McKenna nodded. “You may be right. I hope you are. No one wants military trouble with the U.S.”
“Lots of people up North would just as soon our whole ‘nother country would keep to itself. They may welcome the gesture.”
Schweer pointed to the radar schematic. “What can you tell us about the radar? Seems like it is probably the most important single piece of this airplane.”
Their guide nodded. “Sure ‘nuff. The radar is a Zhuk-Phazotron active electronically scanned array radar with swappable modules and upgradeable processors. We estimate that by the time these planes actually fly anywhere, the radar technology we have will have advanced considerably from the point we are at now, and we want to be able to put the absolute bleeding edge stuff on board. So, only a certain number of the components are being put into the system with simpler stand-ins for now. The radars will be what we call “warm” designs, so that we can make them “hot” with the newest stuff just before they become operational. I can tell you that our model has some dedicated shifters that operate in some frequency ranges very unfriendly to most stealth aircraft, that can interrogate suspicious contacts. Also, the newer IRSTS that we are going to be fitting onto these planes should be able to effectively track stealthy contacts. You all might know that acquisition of the contact is the biggest problem with an IRST versus tracking it. Lots of sky to look in.”
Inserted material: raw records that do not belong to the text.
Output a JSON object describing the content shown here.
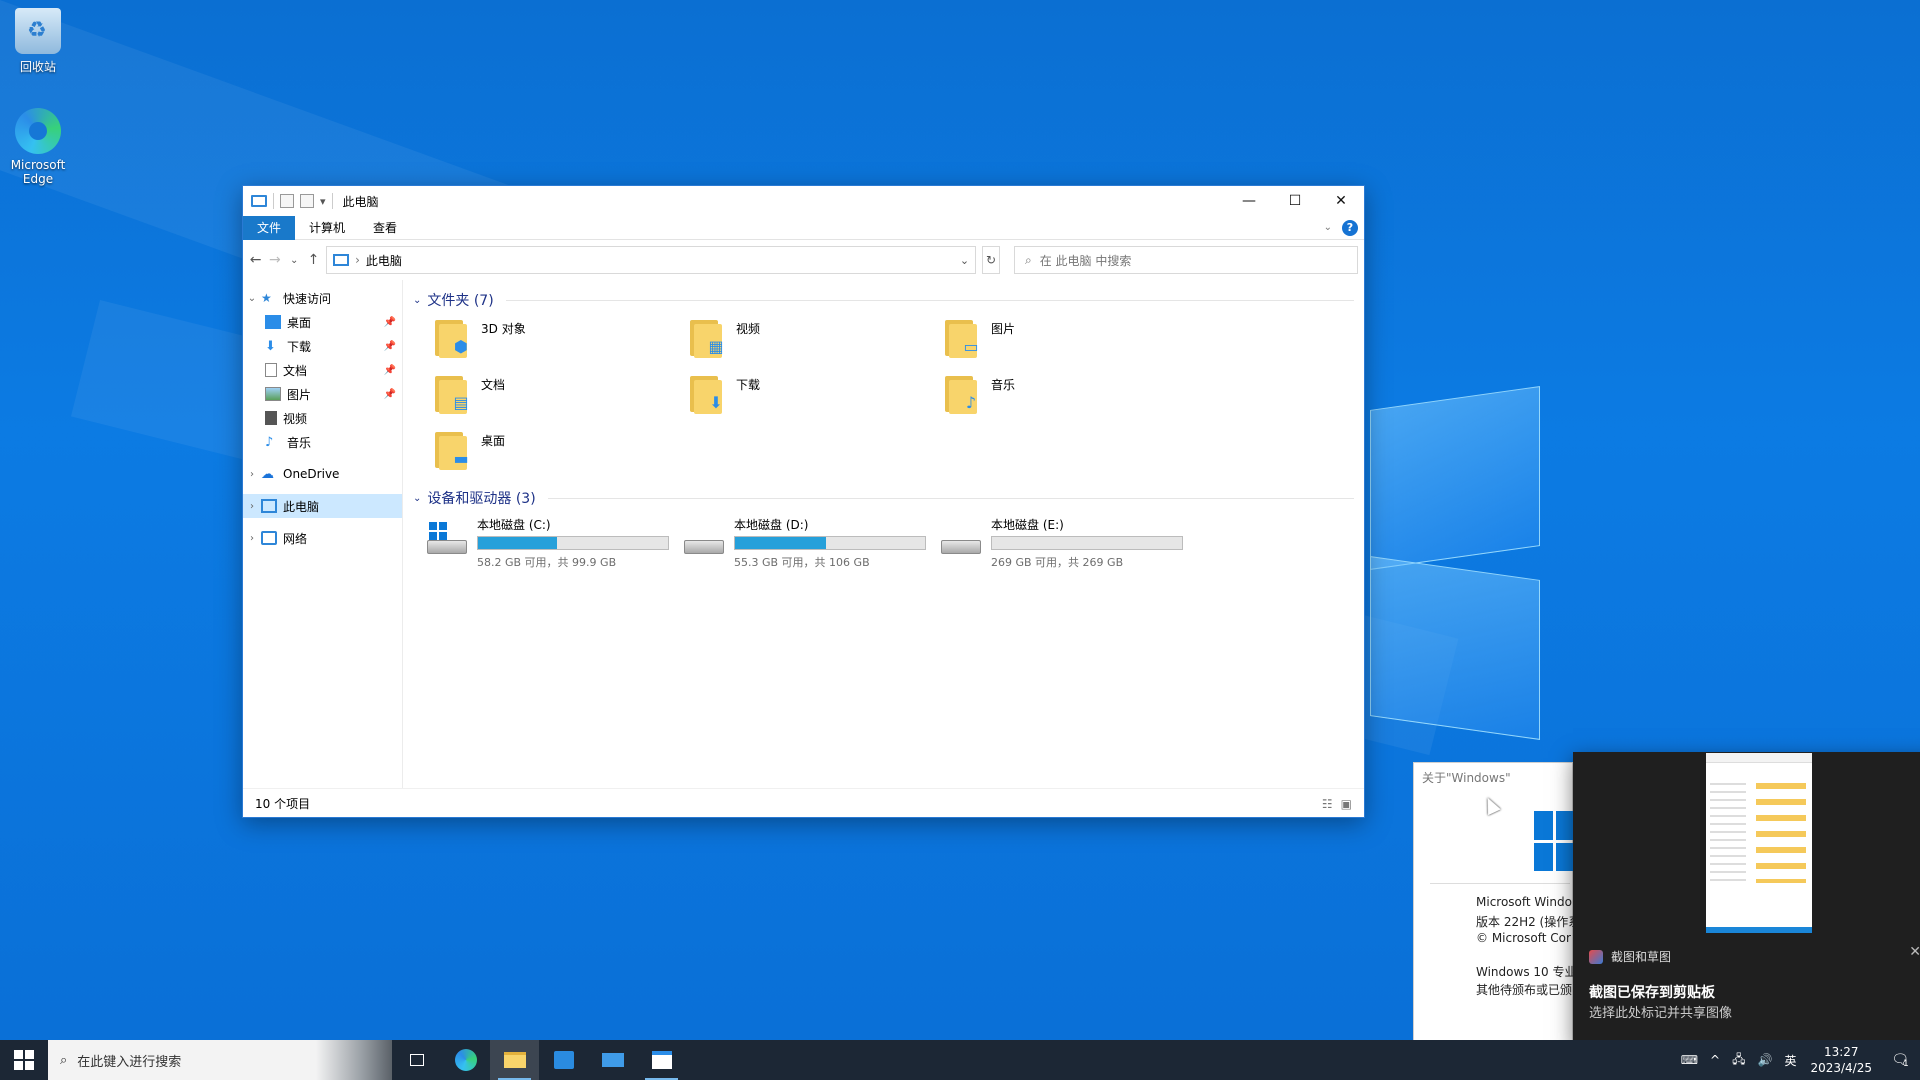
{
  "desktop": {
    "icons": [
      {
        "label": "回收站"
      },
      {
        "label": "Microsoft Edge"
      }
    ]
  },
  "explorer": {
    "title": "此电脑",
    "window_controls": {
      "minimize": "—",
      "maximize": "☐",
      "close": "✕"
    },
    "ribbon_tabs": [
      "文件",
      "计算机",
      "查看"
    ],
    "address": "此电脑",
    "search_placeholder": "在 此电脑 中搜索",
    "sidebar": {
      "quick_access": "快速访问",
      "quick_items": [
        {
          "label": "桌面",
          "pinned": true
        },
        {
          "label": "下载",
          "pinned": true
        },
        {
          "label": "文档",
          "pinned": true
        },
        {
          "label": "图片",
          "pinned": true
        },
        {
          "label": "视频",
          "pinned": false
        },
        {
          "label": "音乐",
          "pinned": false
        }
      ],
      "onedrive": "OneDrive",
      "this_pc": "此电脑",
      "network": "网络"
    },
    "folders_header": "文件夹 (7)",
    "folders": [
      {
        "name": "3D 对象",
        "emblem": "cube-icon"
      },
      {
        "name": "视频",
        "emblem": "film-icon"
      },
      {
        "name": "图片",
        "emblem": "picture-icon"
      },
      {
        "name": "文档",
        "emblem": "document-icon"
      },
      {
        "name": "下载",
        "emblem": "download-arrow-icon"
      },
      {
        "name": "音乐",
        "emblem": "music-note-icon"
      },
      {
        "name": "桌面",
        "emblem": "desktop-icon"
      }
    ],
    "drives_header": "设备和驱动器 (3)",
    "drives": [
      {
        "name": "本地磁盘 (C:)",
        "free": "58.2 GB 可用，共 99.9 GB",
        "used_fraction": 0.417,
        "system": true
      },
      {
        "name": "本地磁盘 (D:)",
        "free": "55.3 GB 可用，共 106 GB",
        "used_fraction": 0.478,
        "system": false
      },
      {
        "name": "本地磁盘 (E:)",
        "free": "269 GB 可用，共 269 GB",
        "used_fraction": 0.0,
        "system": false
      }
    ],
    "status": "10 个项目"
  },
  "about_window": {
    "title": "关于\"Windows\"",
    "lines": [
      "Microsoft Windo",
      "版本 22H2 (操作系",
      "© Microsoft Cor",
      "Windows 10 专业",
      "其他待颁布或已颁"
    ]
  },
  "toast": {
    "app_name": "截图和草图",
    "heading": "截图已保存到剪贴板",
    "body": "选择此处标记并共享图像"
  },
  "taskbar": {
    "search_placeholder": "在此键入进行搜索",
    "ime": "英",
    "time": "13:27",
    "date": "2023/4/25",
    "notification_count": "1"
  },
  "colors": {
    "accent": "#1979ca",
    "drive_fill": "#26a0da",
    "taskbar": "#1c2735",
    "selected": "#cce8ff"
  }
}
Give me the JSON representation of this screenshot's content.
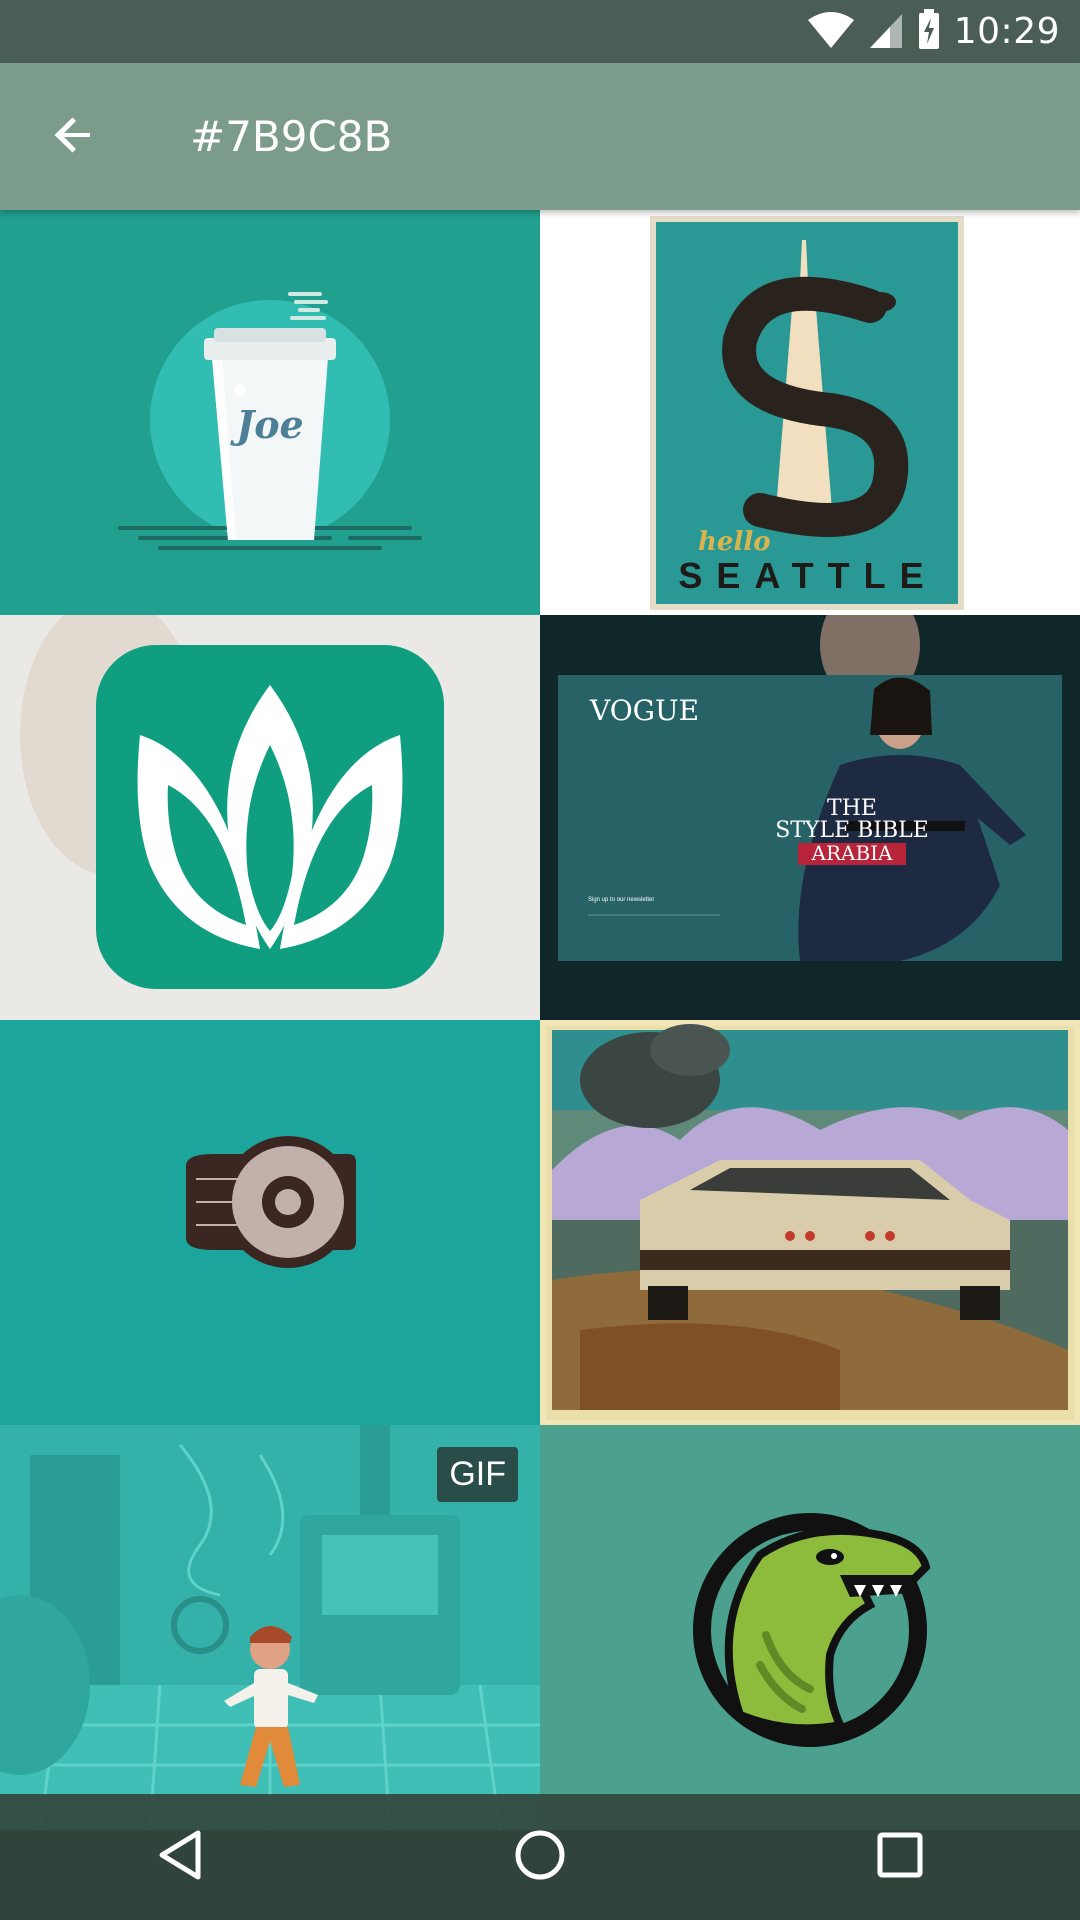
{
  "status_bar": {
    "time": "10:29",
    "icons": [
      "wifi-icon",
      "cellular-signal-icon",
      "battery-charging-icon"
    ]
  },
  "toolbar": {
    "title": "#7B9C8B",
    "back_icon": "arrow-left-icon",
    "background_color": "#7B9C8B"
  },
  "grid": {
    "tiles": [
      {
        "name": "coffee-cup-joe",
        "cup_text": "Joe"
      },
      {
        "name": "hello-seattle-poster",
        "script_text": "hello",
        "title": "SEATTLE"
      },
      {
        "name": "lotus-app-icon"
      },
      {
        "name": "vogue-arabia-website",
        "brand": "VOGUE",
        "headline_lines": [
          "THE",
          "STYLE BIBLE",
          "ARABIA"
        ],
        "newsletter": "Sign up to our newsletter"
      },
      {
        "name": "speed-disc-logo"
      },
      {
        "name": "vintage-car-collage"
      },
      {
        "name": "animated-lab-scene",
        "badge": "GIF"
      },
      {
        "name": "t-rex-badge"
      }
    ]
  },
  "navbar": {
    "buttons": [
      "back-triangle-icon",
      "home-circle-icon",
      "recents-square-icon"
    ]
  }
}
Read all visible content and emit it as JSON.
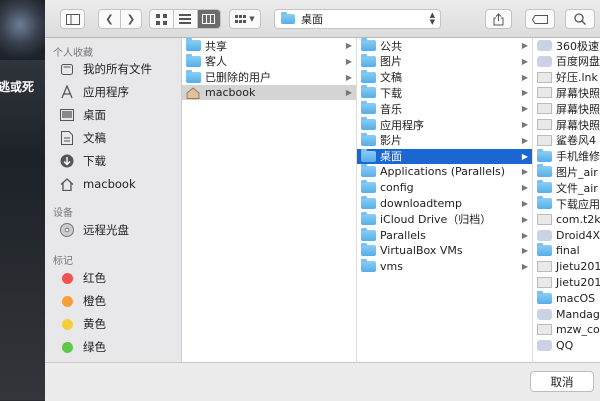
{
  "background": {
    "overlay_text": "逃或死"
  },
  "toolbar": {
    "path_label": "桌面"
  },
  "sidebar": {
    "favorites_title": "个人收藏",
    "favorites": [
      {
        "label": "我的所有文件",
        "icon": "all-files-icon"
      },
      {
        "label": "应用程序",
        "icon": "applications-icon"
      },
      {
        "label": "桌面",
        "icon": "desktop-icon"
      },
      {
        "label": "文稿",
        "icon": "documents-icon"
      },
      {
        "label": "下载",
        "icon": "downloads-icon"
      },
      {
        "label": "macbook",
        "icon": "home-icon"
      }
    ],
    "devices_title": "设备",
    "devices": [
      {
        "label": "远程光盘",
        "icon": "disc-icon"
      }
    ],
    "tags_title": "标记",
    "tags": [
      {
        "label": "红色",
        "color": "#f0524d"
      },
      {
        "label": "橙色",
        "color": "#f4a03a"
      },
      {
        "label": "黄色",
        "color": "#f5cf3b"
      },
      {
        "label": "绿色",
        "color": "#5fc84a"
      }
    ]
  },
  "column1": [
    {
      "label": "共享",
      "kind": "folder"
    },
    {
      "label": "客人",
      "kind": "folder"
    },
    {
      "label": "已删除的用户",
      "kind": "folder"
    },
    {
      "label": "macbook",
      "kind": "home",
      "state": "grey"
    }
  ],
  "column2": [
    {
      "label": "公共"
    },
    {
      "label": "图片"
    },
    {
      "label": "文稿"
    },
    {
      "label": "下载"
    },
    {
      "label": "音乐"
    },
    {
      "label": "应用程序"
    },
    {
      "label": "影片"
    },
    {
      "label": "桌面",
      "state": "selected"
    },
    {
      "label": "Applications (Parallels)"
    },
    {
      "label": "config"
    },
    {
      "label": "downloadtemp"
    },
    {
      "label": "iCloud Drive（归档）"
    },
    {
      "label": "Parallels"
    },
    {
      "label": "VirtualBox VMs"
    },
    {
      "label": "vms"
    }
  ],
  "column3": [
    {
      "label": "360极速",
      "kind": "app"
    },
    {
      "label": "百度网盘",
      "kind": "app"
    },
    {
      "label": "好压.lnk",
      "kind": "doc"
    },
    {
      "label": "屏幕快照",
      "kind": "doc"
    },
    {
      "label": "屏幕快照",
      "kind": "doc"
    },
    {
      "label": "屏幕快照",
      "kind": "doc"
    },
    {
      "label": "鲨卷风4",
      "kind": "doc"
    },
    {
      "label": "手机维修",
      "kind": "folder"
    },
    {
      "label": "图片_air",
      "kind": "folder"
    },
    {
      "label": "文件_air",
      "kind": "folder"
    },
    {
      "label": "下载应用",
      "kind": "folder"
    },
    {
      "label": "com.t2k",
      "kind": "doc"
    },
    {
      "label": "Droid4X",
      "kind": "app"
    },
    {
      "label": "final",
      "kind": "folder"
    },
    {
      "label": "Jietu201",
      "kind": "doc"
    },
    {
      "label": "Jietu201",
      "kind": "doc"
    },
    {
      "label": "macOS",
      "kind": "folder"
    },
    {
      "label": "Mandag",
      "kind": "app"
    },
    {
      "label": "mzw_co",
      "kind": "doc"
    },
    {
      "label": "QQ",
      "kind": "app"
    }
  ],
  "footer": {
    "cancel_label": "取消"
  },
  "colors": {
    "selection": "#1a67d2",
    "folder": "#6bbcf0"
  }
}
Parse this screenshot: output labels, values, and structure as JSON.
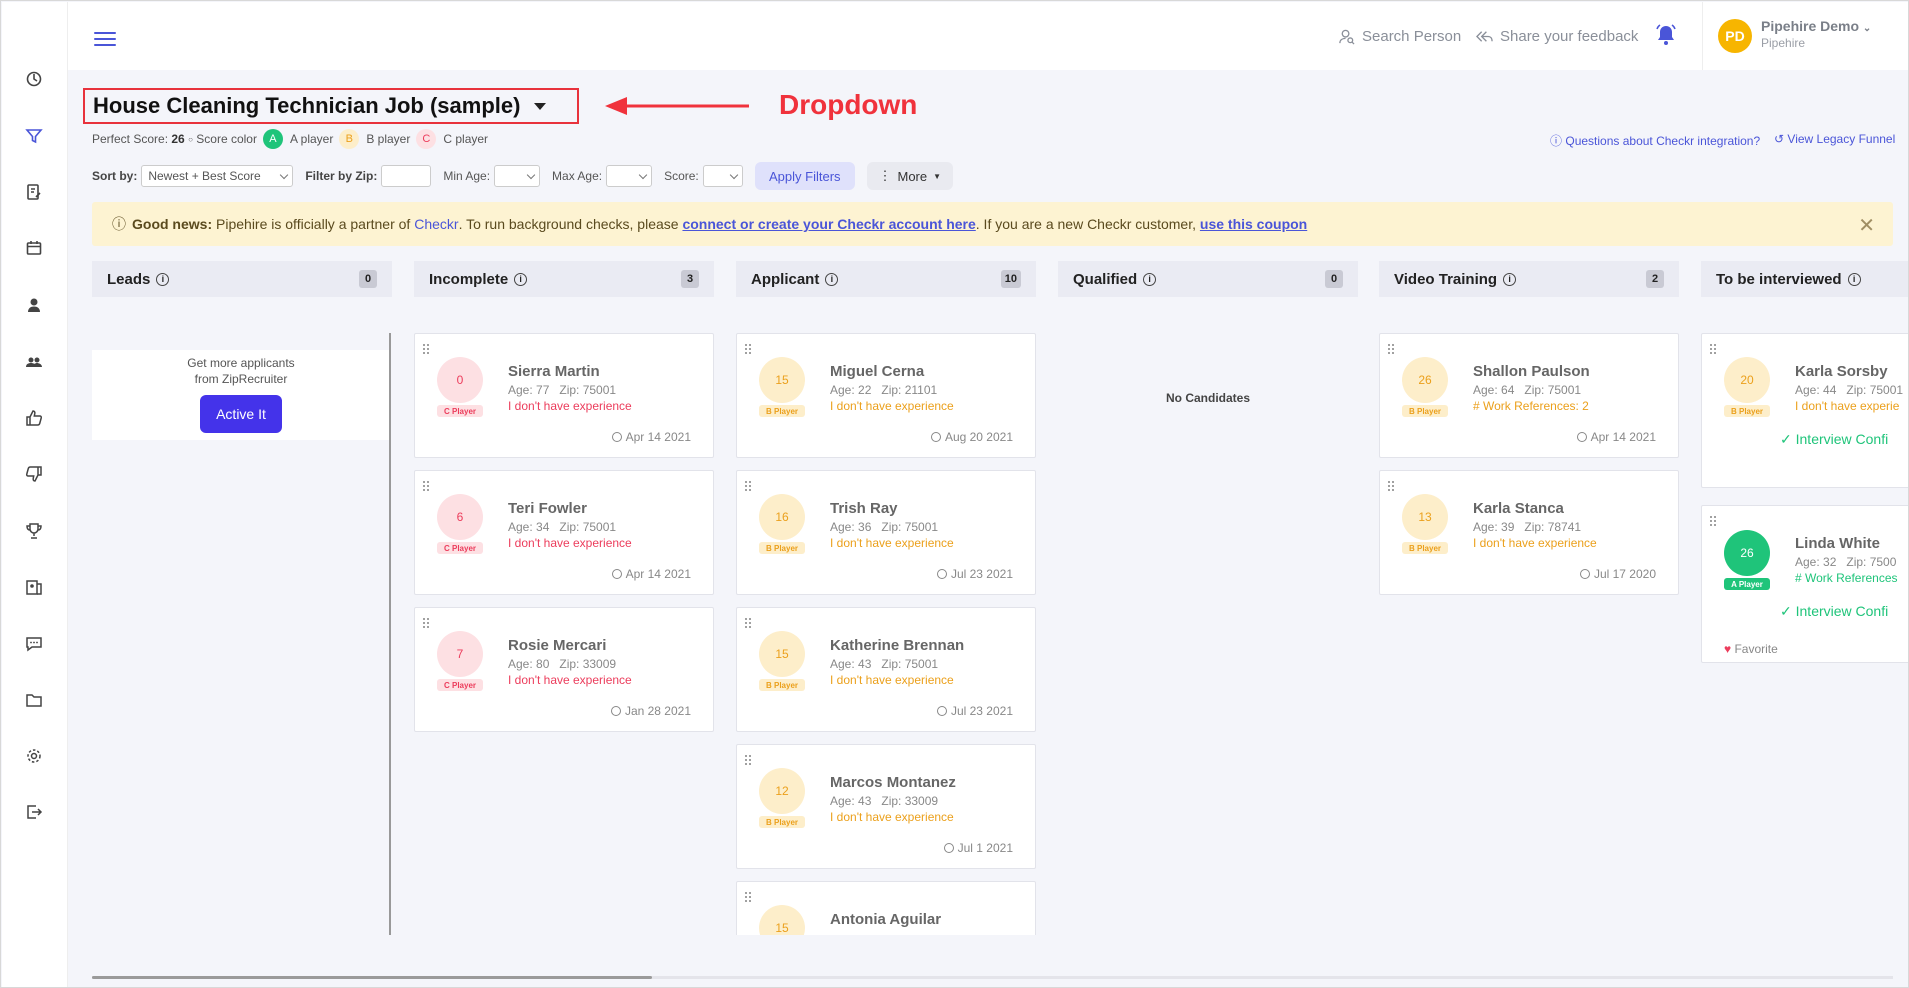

Schweer looked at McKenna, who nodded slowly. He nodded when McKenna seemed good with it. He had a general idea, but only a general one, of what the man was talking about. But what seemed clear enough was that the planes the Texas Defense Force was going to be producing would be able to eat up any but the very best in the world, and even those best planes would be a close contest. Hopefully, their appearance would be enough to see a peaceful transition in Texas from U.S. Federal control to state sovereignty. He stared at the pixels on the computer screen of the Texas Defense Force’s future main heavy fighter.
McKenna spoke. “I hope they never have to fire a shot in anger.”
Schweer nodded. He’d taken the words right out of his mouth.